There are many web sites and companies that supply adaptive/re-positional aids like lap or arm rest rests for pointing devices, different types of keyboard shapes and sizes and many other toys and they may be of use once you’ve sussed out what’s wrong and what you need. There’s a whole lot of other stuff I’ve found too and I can’t outline them all here: there isn’t one simple answer, at least not for me. Learn what you can about proper typing/computer body positioning (try various ergonomics sites on the net, some of the RSI sites have good postural advice too) and then examine what you do (or do wrong) and find out what positions are causing you pain, then remedy them.
On the rest of your questions – a perennial from what I know of our group and I don’t think anyone’s found any answers about diet, supplements or anything else like underlying causes. Ditto what treatment is best – it’s very much dependent on what practitioners are available to you, what techniques they use and what your real problem is. I’ve tried a lot, not got anywhere concrete apart from a bit more learning and discovery to go away and think about. I would try a basic good physio first who knows about RSI: you may get a GP referral else will have to pay yourself. Preferably get your GP to check you over and do some blood tests to make sure there isn’t any other underlying factor.

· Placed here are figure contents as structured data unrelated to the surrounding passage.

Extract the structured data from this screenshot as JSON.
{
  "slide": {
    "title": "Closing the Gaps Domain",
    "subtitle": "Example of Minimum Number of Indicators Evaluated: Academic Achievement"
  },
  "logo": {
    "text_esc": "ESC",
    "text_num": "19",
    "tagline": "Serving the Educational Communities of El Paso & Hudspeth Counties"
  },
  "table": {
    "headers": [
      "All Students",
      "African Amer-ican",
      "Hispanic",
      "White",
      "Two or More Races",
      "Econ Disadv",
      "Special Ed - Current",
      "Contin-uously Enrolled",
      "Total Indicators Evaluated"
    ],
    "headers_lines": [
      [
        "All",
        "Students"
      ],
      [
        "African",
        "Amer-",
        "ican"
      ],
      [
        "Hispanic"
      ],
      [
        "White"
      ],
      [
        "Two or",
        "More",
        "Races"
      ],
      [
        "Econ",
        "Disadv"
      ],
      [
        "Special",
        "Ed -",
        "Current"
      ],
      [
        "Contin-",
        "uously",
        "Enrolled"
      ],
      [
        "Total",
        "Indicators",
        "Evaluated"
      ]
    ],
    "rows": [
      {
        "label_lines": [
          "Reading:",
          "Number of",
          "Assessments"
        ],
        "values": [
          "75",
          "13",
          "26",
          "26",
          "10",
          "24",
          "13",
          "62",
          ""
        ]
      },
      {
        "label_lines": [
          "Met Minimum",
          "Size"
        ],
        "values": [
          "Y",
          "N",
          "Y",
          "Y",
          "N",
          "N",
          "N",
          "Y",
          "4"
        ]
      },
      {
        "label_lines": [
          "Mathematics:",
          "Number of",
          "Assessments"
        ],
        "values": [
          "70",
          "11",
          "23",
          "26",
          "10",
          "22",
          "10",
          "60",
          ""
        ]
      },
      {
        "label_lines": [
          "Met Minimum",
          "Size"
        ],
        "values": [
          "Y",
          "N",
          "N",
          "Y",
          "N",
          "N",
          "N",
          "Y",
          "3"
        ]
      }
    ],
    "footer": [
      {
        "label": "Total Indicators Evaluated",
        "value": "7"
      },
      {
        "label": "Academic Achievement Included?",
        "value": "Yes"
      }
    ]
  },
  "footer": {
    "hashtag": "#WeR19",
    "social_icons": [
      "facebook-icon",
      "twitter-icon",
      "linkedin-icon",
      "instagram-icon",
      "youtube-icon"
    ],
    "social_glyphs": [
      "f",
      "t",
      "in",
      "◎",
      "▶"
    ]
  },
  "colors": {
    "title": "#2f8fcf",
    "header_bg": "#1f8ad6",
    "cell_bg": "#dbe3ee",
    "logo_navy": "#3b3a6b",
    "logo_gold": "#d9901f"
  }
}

But to me the key is find out what’s causing it and get whatever changes made to your workstation and computer equipment and work position until you can stop it re-occurring – because otherwise you are wasting yours and everyone else’s time and money trying to cure a problem which is just being constantly aggravated/caused every day. If you are employed your employers do have a legal duty to sort your workstation problems out too (Health and Safety) – but again in my experience the first question they ask is “what do you need?” so you still have to do a lot of the problem solving yourself.